Shihab Uddin1 2 3 *, Shahnaj Parvin3 4, Markus Löw2, Sabine Tausz-Posch5, Roger Armstrong6 7, Garry O’Leary6, Glenn Fitzgerald2 6, Michael Tausz5
1NSW Department of Primary Industries, Wagga Wagga Agricultural Institute, Wagga Wagga, NSW 2650, Australia.
2Faculty of Veterinary and Agricultural Sciences, The University of Melbourne, Creswick, VIC, Australia.
3Department of Agronomy, Bangladesh Agricultural University, Mymensingh-2202, Bangladesh.
4School of Ecosystem and Forest Sciences, The University of Melbourne, Creswick, VIC, Australia.
5Department of Agriculture, Science and Environment, School of Health and Applied Sciences, CQUniversity Australia, Rockhampton, QLD, Australia.
6Agriculture Victoria, 110 Natimuk Road, Horsham, VIC 3400, Australia.
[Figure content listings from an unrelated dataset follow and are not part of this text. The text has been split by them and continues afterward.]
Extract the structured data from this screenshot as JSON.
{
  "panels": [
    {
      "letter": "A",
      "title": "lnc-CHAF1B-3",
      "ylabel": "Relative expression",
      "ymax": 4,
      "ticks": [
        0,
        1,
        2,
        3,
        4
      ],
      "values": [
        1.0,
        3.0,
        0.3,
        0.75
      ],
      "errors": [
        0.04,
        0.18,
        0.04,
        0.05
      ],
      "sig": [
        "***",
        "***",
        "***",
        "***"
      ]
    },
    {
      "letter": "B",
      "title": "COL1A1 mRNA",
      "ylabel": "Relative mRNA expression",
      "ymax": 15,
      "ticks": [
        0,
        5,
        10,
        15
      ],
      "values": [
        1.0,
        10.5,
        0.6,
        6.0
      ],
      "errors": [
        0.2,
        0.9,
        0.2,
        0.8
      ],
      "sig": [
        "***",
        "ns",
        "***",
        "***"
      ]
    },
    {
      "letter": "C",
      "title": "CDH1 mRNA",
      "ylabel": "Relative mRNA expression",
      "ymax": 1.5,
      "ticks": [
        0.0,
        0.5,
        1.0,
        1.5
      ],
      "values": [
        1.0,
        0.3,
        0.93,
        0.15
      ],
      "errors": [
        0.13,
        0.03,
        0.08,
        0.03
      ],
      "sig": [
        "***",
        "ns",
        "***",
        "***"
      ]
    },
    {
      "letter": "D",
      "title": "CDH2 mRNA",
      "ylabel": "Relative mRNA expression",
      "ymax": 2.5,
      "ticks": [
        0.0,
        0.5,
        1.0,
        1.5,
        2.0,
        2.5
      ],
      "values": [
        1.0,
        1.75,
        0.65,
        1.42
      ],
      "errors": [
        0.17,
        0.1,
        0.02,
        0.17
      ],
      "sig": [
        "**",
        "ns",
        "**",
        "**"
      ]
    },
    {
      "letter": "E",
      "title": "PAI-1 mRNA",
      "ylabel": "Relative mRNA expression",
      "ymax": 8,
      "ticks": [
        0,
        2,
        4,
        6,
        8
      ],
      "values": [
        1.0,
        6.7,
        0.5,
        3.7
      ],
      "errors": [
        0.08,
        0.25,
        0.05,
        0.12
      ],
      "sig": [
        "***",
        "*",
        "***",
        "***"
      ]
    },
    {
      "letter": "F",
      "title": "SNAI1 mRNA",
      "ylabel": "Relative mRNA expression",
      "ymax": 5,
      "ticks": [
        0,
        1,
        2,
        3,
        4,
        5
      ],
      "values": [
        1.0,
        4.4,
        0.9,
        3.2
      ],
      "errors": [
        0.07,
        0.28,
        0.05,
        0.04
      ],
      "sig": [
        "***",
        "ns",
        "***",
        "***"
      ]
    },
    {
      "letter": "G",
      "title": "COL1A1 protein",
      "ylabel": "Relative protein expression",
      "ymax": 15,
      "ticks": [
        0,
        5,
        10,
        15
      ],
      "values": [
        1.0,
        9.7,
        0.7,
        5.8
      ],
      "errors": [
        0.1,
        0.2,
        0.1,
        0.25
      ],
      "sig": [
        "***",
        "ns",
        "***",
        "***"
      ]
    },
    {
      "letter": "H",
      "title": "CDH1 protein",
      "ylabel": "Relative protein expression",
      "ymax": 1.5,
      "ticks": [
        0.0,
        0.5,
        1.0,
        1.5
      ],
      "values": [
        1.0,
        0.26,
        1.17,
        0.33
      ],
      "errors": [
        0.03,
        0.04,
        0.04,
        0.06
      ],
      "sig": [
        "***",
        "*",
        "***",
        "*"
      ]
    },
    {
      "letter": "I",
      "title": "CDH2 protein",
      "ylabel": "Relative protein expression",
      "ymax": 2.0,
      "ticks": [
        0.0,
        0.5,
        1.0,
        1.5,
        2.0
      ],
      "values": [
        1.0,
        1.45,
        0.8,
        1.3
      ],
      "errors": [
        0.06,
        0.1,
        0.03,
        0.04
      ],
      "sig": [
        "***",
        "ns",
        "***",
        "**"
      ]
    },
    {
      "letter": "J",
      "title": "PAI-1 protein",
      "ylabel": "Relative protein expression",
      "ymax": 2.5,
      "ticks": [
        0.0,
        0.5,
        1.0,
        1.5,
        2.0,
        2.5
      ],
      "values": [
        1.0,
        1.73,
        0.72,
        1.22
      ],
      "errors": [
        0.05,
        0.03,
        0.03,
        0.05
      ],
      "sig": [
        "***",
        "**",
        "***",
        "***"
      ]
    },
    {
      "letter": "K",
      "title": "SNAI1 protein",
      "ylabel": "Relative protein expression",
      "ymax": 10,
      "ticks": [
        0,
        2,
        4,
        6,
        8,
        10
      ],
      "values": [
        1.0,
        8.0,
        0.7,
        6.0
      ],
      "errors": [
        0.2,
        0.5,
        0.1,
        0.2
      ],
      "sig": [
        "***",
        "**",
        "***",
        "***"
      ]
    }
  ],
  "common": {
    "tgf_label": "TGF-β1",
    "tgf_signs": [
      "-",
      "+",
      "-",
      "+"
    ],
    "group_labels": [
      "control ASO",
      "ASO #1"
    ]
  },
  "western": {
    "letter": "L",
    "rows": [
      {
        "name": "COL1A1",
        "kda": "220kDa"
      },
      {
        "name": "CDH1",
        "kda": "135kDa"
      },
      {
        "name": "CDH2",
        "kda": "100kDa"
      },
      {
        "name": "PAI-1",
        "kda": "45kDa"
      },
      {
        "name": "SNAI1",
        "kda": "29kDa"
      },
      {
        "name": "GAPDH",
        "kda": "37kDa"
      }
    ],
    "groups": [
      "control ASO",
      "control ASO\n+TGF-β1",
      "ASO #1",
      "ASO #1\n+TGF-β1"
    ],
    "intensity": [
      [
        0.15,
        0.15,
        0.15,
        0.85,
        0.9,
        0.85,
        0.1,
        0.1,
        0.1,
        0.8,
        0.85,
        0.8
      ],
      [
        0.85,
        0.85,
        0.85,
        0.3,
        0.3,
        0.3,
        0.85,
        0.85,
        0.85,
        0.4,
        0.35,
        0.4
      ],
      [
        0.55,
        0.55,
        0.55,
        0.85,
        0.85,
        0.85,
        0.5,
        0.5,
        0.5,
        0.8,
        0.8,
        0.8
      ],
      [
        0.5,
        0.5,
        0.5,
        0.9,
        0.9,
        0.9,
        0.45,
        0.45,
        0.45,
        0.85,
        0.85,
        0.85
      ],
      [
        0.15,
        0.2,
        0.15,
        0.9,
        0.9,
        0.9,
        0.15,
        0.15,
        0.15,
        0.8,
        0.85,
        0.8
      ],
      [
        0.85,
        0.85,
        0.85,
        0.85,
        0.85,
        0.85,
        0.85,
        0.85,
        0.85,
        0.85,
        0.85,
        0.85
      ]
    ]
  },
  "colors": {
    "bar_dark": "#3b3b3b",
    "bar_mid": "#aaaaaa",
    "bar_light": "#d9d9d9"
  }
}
7Department of Animal, Plant and Soil Sciences, La Trobe University, Bundoora, VIC, Australia
*Corresponding author: email: firstname.lastname@example.org
Elevated atmospheric CO2 concentration (e[CO2]) stimulates biomass and yield of crops through the ‘CO2 fertilisation effect’. Stimulation of biomass with supplemental nitrogen (N) under e[CO2] may influence water use dynamics, which is particularly important in relatively low yielding dryland Mediterranean regions where timing of water limitations interacts with N availability and intra-seasonal variability is high. This study investigated the interactive effect of N supply (with and without supplemental N) and [CO2] (ambient [CO2] and e[CO2]∼550 µmol mol-1) on aboveground biomass, root length and water use of two wheat cultivars putatively differing in N use efficiency using a Free Air CO2 Enrichment (FACE) facility in Horsham, Victoria. Elevated [CO2] stimulated biomass and grain yield, and this stimulation was influenced by both cultivar and N supplementation. The observed differential response of cultivars to e[CO2] and N rates suggests that there is potential to select germplasm that maximises the benefit from CO2 fertilisation under a wide range of soil N availability.